けれど、にこにこと話すハフサに、エメスは目を伏せる。
(
これまで、ほぼ毎年そうだった。降誕祭は家族と過ごす日、一年の善きことを感謝する日、そう教わってきたから。それを欠かすことはその関係を崩すもののように感じて、心のどこかに抵抗があった。
断ろう。そう思った。
意を固めて顔をあげた時、エメスがそこに見たのは、期待に眼を細めるハフサの表情だった。
エメスは、何も言えなくなってしまった。そんなハフサを前にすると、どうしても言葉を飲み込んでしまう。

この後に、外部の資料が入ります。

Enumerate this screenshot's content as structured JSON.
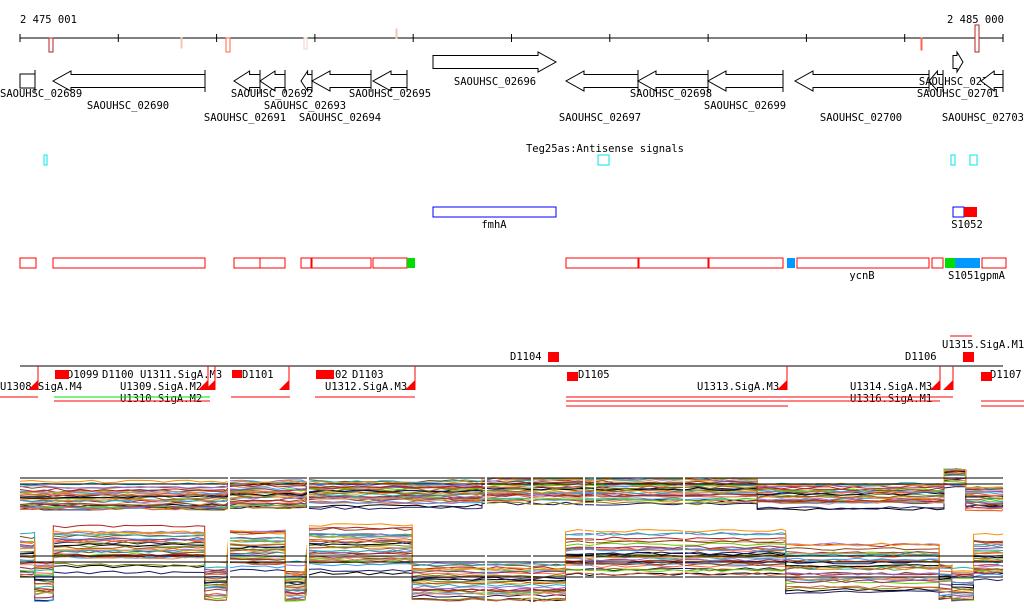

そんなエメスの戸惑いを知ってか知らずか、ハフサはエメスと繋いだ手をきゅっと閉じ、祈るようにエメスの指を慈しむ。
「いつも一人だったの。あの日から、誰かと一緒にナターレの夜を過ごしたことは無かった……今はね、使用人たちだっているわ。けれど皆もそれぞれに家族があるから、どうしても最後は一人。だからね、エメスが一緒に過ごしてくれるなら、すごく嬉しい」
村の光景が脳裏に思い浮かび、エメスは思わず唇を結んだ。
あの日、エメスはフェデリコという家族を得た。けれどハフサはその日に家族を失った。失って、それっきりだった。共に祝う者もなく過ごしてきたであろうハフサを想うといたたまれなくなる。今この時にあって、彼女と共に降誕祭を祝えるのは、自分だけなのだから。
エメスはもう一度、意を決した。
今度は先ほどと違う結論を胸に定めて、ハフサに頷く。
「……ええ、一緒にお祝いしましょう。きっとです」
心の中、フェデリコへの謝罪を口にする。けれど今回は、今年だけは我がままを許してほしいと願った。代わりに翌日の誕生日をうんと祝おう。二日続くその祝福される日々を、半分だけハフサに分けてあげてほしい。フェデリコならきっと、それを怒るようなことは無いと思った。